A court in Florida said that Apple and Motorola Mobility have no interest in quickly and efficiently resolving a patent infringement lawsuit, but are instead using their litigations around the world as “a business strategy that appears to have no end.”
Referring to the “parties’ obstreperous and cantankerous conduct,” Judge Robert N. Scola of the U.S. District Court for the Southern District of Florida, described it as not a proper use of the court.
The judge was reacting to the litigation before the court which now includes over 180 claims asserted from 12 patents, in which the parties dispute the meaning of over 100 terms from those claims, according to an order which was entered into the court record on Wednesday. “Both Apple and Motorola greatly expanded the scope of this patent litigation by, among other things, supplementing patent infringement and invalidity contentions,” the judge wrote.
The parties agree that the case needs to be simplified, primarily through voluntarily agreeing to drop patents and claims from the case, but it is not a surprise that they have been unable to agree on how to accomplish this goal, the judge wrote in his order.
“Without a hint of irony, the parties now ask the Court to mop up a mess they made by holding a hearing to reduce the size and complexity of the case.

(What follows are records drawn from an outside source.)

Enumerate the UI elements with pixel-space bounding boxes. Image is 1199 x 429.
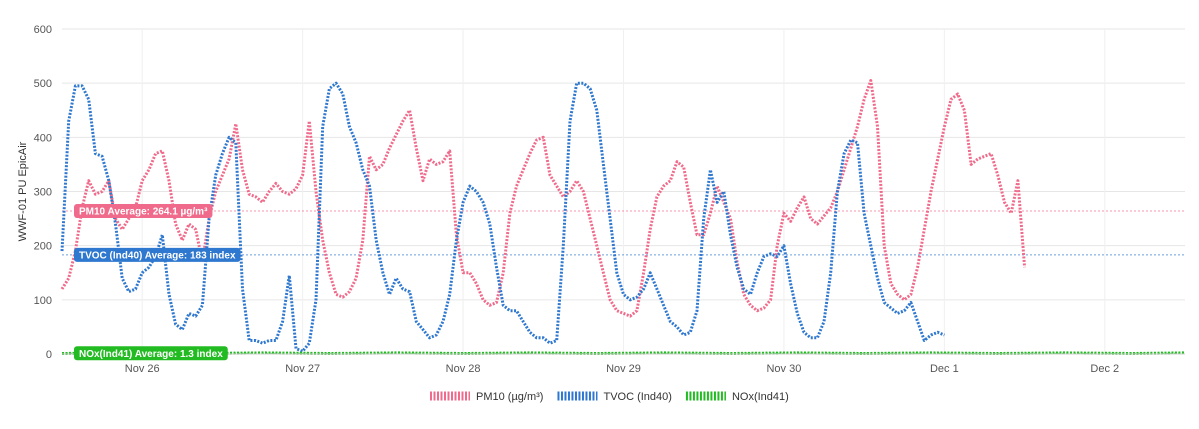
axes: 0 100 200 300 400 500 600 Nov 26 Nov 27 Nov 28 Nov… bbox=[17, 24, 1185, 375]
y-tick-label: 200 bbox=[34, 241, 52, 253]
average-label-box bbox=[74, 247, 241, 262]
x-tick-label: Nov 27 bbox=[285, 363, 320, 375]
legend: PM10 (µg/m³) TVOC (Ind40) NOx(Ind41) bbox=[430, 391, 789, 403]
average-label-text: TVOC (Ind40) Average: 183 index bbox=[79, 250, 236, 261]
legend-item[interactable]: NOx(Ind41) bbox=[685, 391, 789, 403]
y-tick-label: 300 bbox=[34, 187, 52, 199]
average-label-box bbox=[74, 203, 213, 218]
series-line-1 bbox=[60, 81, 945, 353]
x-tick-label: Dec 1 bbox=[930, 363, 959, 375]
x-tick-label: Nov 28 bbox=[446, 363, 481, 375]
average-label: TVOC (Ind40) Average: 183 index bbox=[74, 247, 241, 262]
x-tick-label: Nov 29 bbox=[606, 363, 641, 375]
average-label: PM10 Average: 264.1 µg/m³ bbox=[74, 203, 213, 218]
average-label-text: PM10 Average: 264.1 µg/m³ bbox=[79, 206, 208, 217]
x-tick-label: Nov 30 bbox=[766, 363, 801, 375]
y-axis-label: WWF-01 PU EpicAir bbox=[17, 141, 29, 241]
legend-item[interactable]: PM10 (µg/m³) bbox=[430, 391, 543, 403]
legend-label: PM10 (µg/m³) bbox=[476, 391, 543, 403]
legend-item[interactable]: TVOC (Ind40) bbox=[557, 391, 672, 403]
y-tick-label: 100 bbox=[34, 295, 52, 307]
series-layer bbox=[60, 79, 1186, 355]
y-tick-label: 0 bbox=[46, 349, 52, 361]
legend-label: TVOC (Ind40) bbox=[603, 391, 671, 403]
grid bbox=[62, 28, 1185, 355]
x-tick-label: Dec 2 bbox=[1090, 363, 1119, 375]
y-tick-label: 400 bbox=[34, 132, 52, 144]
x-tick-label: Nov 26 bbox=[125, 363, 160, 375]
legend-label: NOx(Ind41) bbox=[732, 391, 789, 403]
y-tick-label: 500 bbox=[34, 78, 52, 90]
average-labels: PM10 Average: 264.1 µg/m³ TVOC (Ind40) Av… bbox=[74, 203, 241, 361]
series-line-0 bbox=[60, 79, 1027, 318]
average-label-text: NOx(Ind41) Average: 1.3 index bbox=[79, 349, 223, 360]
average-label-box bbox=[74, 346, 228, 361]
y-tick-label: 600 bbox=[34, 24, 52, 36]
average-label: NOx(Ind41) Average: 1.3 index bbox=[74, 346, 228, 361]
series-line-2 bbox=[61, 351, 1186, 355]
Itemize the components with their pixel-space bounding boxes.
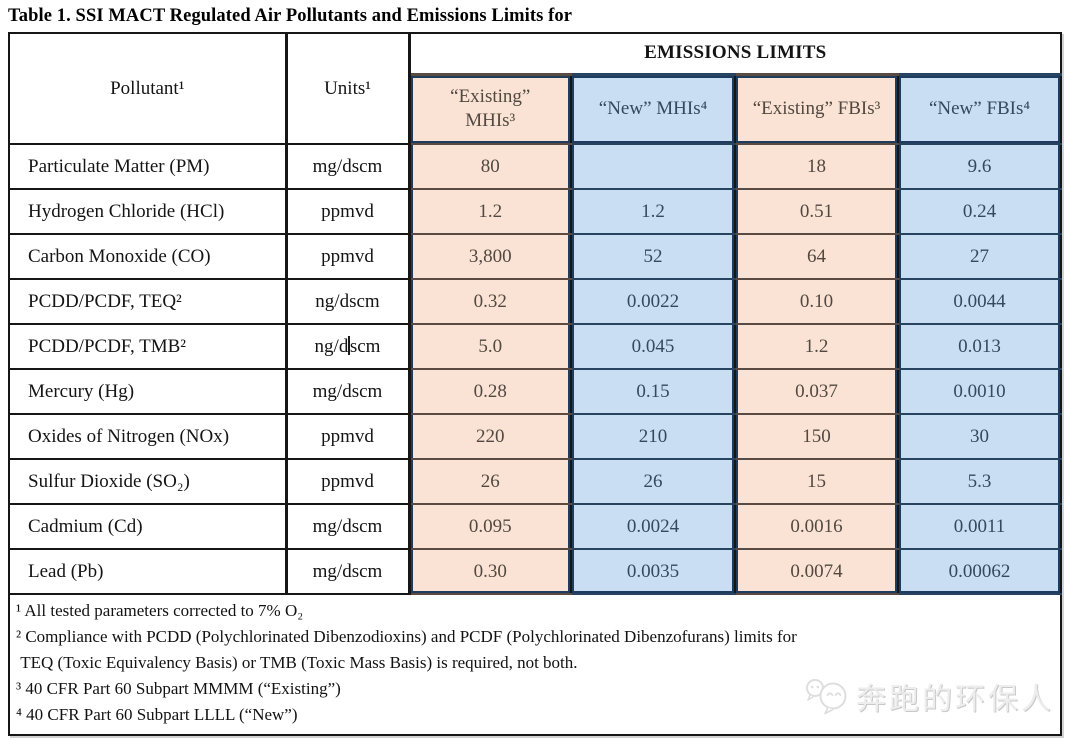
table-row: Sulfur Dioxide (SO₂) ppmvd 26 26 15 5.3 [8, 458, 1062, 505]
units-cell: mg/dscm [285, 503, 411, 550]
value-cell: 27 [897, 233, 1062, 280]
units-column-header: Units¹ [285, 32, 411, 145]
value-cell: 0.0035 [570, 548, 736, 595]
value-cell: 0.15 [570, 368, 736, 415]
footnote-line: ¹ All tested parameters corrected to 7% … [16, 601, 304, 620]
value-cell [570, 143, 736, 190]
units-cell: ppmvd [285, 458, 411, 505]
value-cell: 0.0010 [897, 368, 1062, 415]
value-cell: 9.6 [897, 143, 1062, 190]
table-row: Oxides of Nitrogen (NOx) ppmvd 220 210 150 30 [8, 413, 1062, 460]
units-cell: ppmvd [285, 413, 411, 460]
column-header-new-fbis: “New” FBIs⁴ [897, 72, 1062, 145]
value-cell: 0.00062 [897, 548, 1062, 595]
value-cell: 1.2 [734, 323, 899, 370]
value-cell: 18 [734, 143, 899, 190]
text-cursor [348, 335, 350, 355]
pollutant-column-header: Pollutant¹ [8, 32, 288, 145]
value-cell: 0.30 [408, 548, 572, 595]
value-cell: 210 [570, 413, 736, 460]
units-cell: ng/dscm [285, 278, 411, 325]
header-row-subcolumns: “Existing” MHIs³ “New” MHIs⁴ “Existing” … [9, 72, 1062, 145]
value-cell: 5.3 [897, 458, 1062, 505]
value-cell: 30 [897, 413, 1062, 460]
units-cell: mg/dscm [285, 368, 411, 415]
pollutant-cell: Sulfur Dioxide (SO₂) [8, 458, 288, 505]
value-cell: 3,800 [408, 233, 572, 280]
pollutant-cell: PCDD/PCDF, TMB² [8, 323, 288, 370]
pollutant-cell: Oxides of Nitrogen (NOx) [8, 413, 288, 460]
table-row: PCDD/PCDF, TEQ² ng/dscm 0.32 0.0022 0.10 0.00… [8, 278, 1062, 325]
footnotes-row: ¹ All tested parameters corrected to 7% … [8, 593, 1062, 736]
pollutant-cell: Hydrogen Chloride (HCl) [8, 188, 288, 235]
value-cell: 0.28 [408, 368, 572, 415]
footnote-line: ² Compliance with PCDD (Polychlorinated … [16, 627, 797, 646]
value-cell: 0.0074 [734, 548, 899, 595]
footnote-line: TEQ (Toxic Equivalency Basis) or TMB (To… [16, 653, 578, 672]
pollutant-cell: PCDD/PCDF, TEQ² [8, 278, 288, 325]
value-cell: 52 [570, 233, 736, 280]
table-row: Lead (Pb) mg/dscm 0.30 0.0035 0.0074 0.00062 [8, 548, 1062, 595]
table-row: Hydrogen Chloride (HCl) ppmvd 1.2 1.2 0.51 0.… [8, 188, 1062, 235]
value-cell: 15 [734, 458, 899, 505]
value-cell: 80 [408, 143, 572, 190]
footnotes: ¹ All tested parameters corrected to 7% … [16, 598, 1052, 728]
footnotes-cell: ¹ All tested parameters corrected to 7% … [8, 593, 1062, 736]
column-header-existing-mhis: “Existing” MHIs³ [408, 72, 572, 145]
value-cell: 150 [734, 413, 899, 460]
value-cell: 0.0024 [570, 503, 736, 550]
value-cell: 0.32 [408, 278, 572, 325]
pollutant-cell: Particulate Matter (PM) [8, 143, 288, 190]
column-header-existing-fbis: “Existing” FBIs³ [734, 72, 899, 145]
emissions-table: Pollutant¹ Units¹ EMISSIONS LIMITS “Exis… [8, 32, 1062, 736]
value-cell: 5.0 [408, 323, 572, 370]
value-cell: 0.095 [408, 503, 572, 550]
pollutant-cell: Cadmium (Cd) [8, 503, 288, 550]
value-cell: 1.2 [408, 188, 572, 235]
table-title: Table 1. SSI MACT Regulated Air Pollutan… [8, 6, 573, 26]
footnote-line: ⁴ 40 CFR Part 60 Subpart LLLL (“New”) [16, 705, 298, 724]
value-cell: 0.51 [734, 188, 899, 235]
value-cell: 0.10 [734, 278, 899, 325]
table-row: Carbon Monoxide (CO) ppmvd 3,800 52 64 27 [8, 233, 1062, 280]
table-row: Mercury (Hg) mg/dscm 0.28 0.15 0.037 0.0010 [8, 368, 1062, 415]
value-cell: 0.013 [897, 323, 1062, 370]
value-cell: 64 [734, 233, 899, 280]
pollutant-cell: Carbon Monoxide (CO) [8, 233, 288, 280]
units-cell: ppmvd [285, 233, 411, 280]
value-cell: 0.0022 [570, 278, 736, 325]
pollutant-cell: Mercury (Hg) [8, 368, 288, 415]
table-row: Particulate Matter (PM) mg/dscm 80 18 9.6 [8, 143, 1062, 190]
value-cell: 0.0011 [897, 503, 1062, 550]
value-cell: 0.045 [570, 323, 736, 370]
value-cell: 0.24 [897, 188, 1062, 235]
table-row: PCDD/PCDF, TMB² ng/dscm 5.0 0.045 1.2 0.013 [8, 323, 1062, 370]
value-cell: 0.037 [734, 368, 899, 415]
value-cell: 1.2 [570, 188, 736, 235]
column-header-new-mhis: “New” MHIs⁴ [570, 72, 736, 145]
emissions-limits-header: EMISSIONS LIMITS [407, 32, 1062, 74]
value-cell: 220 [408, 413, 572, 460]
units-cell: ppmvd [285, 188, 411, 235]
value-cell: 0.0016 [734, 503, 899, 550]
header-row-top: Pollutant¹ Units¹ EMISSIONS LIMITS [8, 32, 1062, 145]
units-cell: ng/dscm [285, 323, 411, 370]
value-cell: 26 [408, 458, 572, 505]
value-cell: 26 [570, 458, 736, 505]
pollutant-cell: Lead (Pb) [8, 548, 288, 595]
value-cell: 0.0044 [897, 278, 1062, 325]
units-cell: mg/dscm [285, 548, 411, 595]
table-row: Cadmium (Cd) mg/dscm 0.095 0.0024 0.0016 0.00… [8, 503, 1062, 550]
footnote-line: ³ 40 CFR Part 60 Subpart MMMM (“Existing… [16, 679, 341, 698]
units-cell: mg/dscm [285, 143, 411, 190]
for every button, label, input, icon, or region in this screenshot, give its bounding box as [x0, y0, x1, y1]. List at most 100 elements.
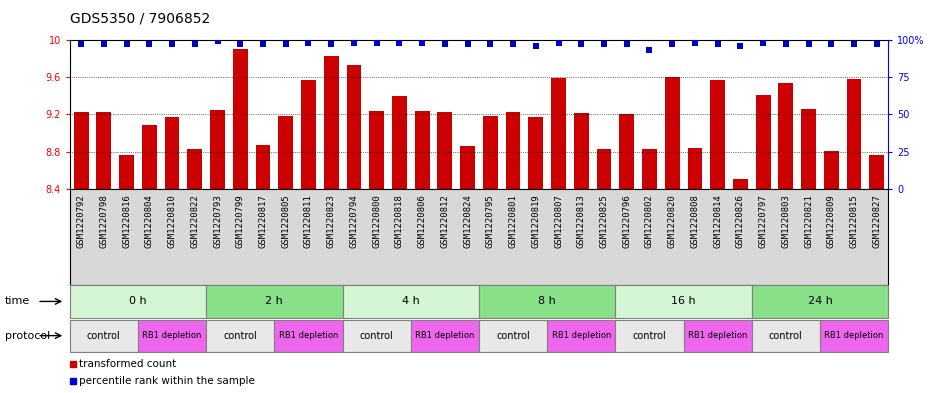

The Court declines this invitation,” Judge Scola added, while denying the two companies a case management conference to narrow the case.
Setting a Markman hearing for Sept. 20, the judge said he expected the two companies will use the time to narrow the case to a manageable scope themselves. “If the parties cannot make this case manageable, the court forewarns them that it intends to stay the litigation while the Markman issues are pending and issue a decision as expeditiously as the parties deserve,” he added.
A Markman claim construction process is used to hear parties on different claims and their specific meanings in a patent infringement suit.
In a filing in March, the two companies told the court that they spent weeks “negotiating a way to mutually reduce the size and complexity of the case, primarily through voluntarily agreeing to drop patents and claims from the case.” They submitted in the filing “that the most efficient approach is for the court to schedule a telephonic conference to discuss an orderly approach to reducing the size and complexity of the case.”
Motorola, which was acquired by Google last year, accuses Apple of infringing 12 patents in the lawsuit, while Apple has accused Motorola of infringing 10 patents. The lawsuit was filed by Motorola in January last year, its second in the same court, alleging infringement of six patents by Apple.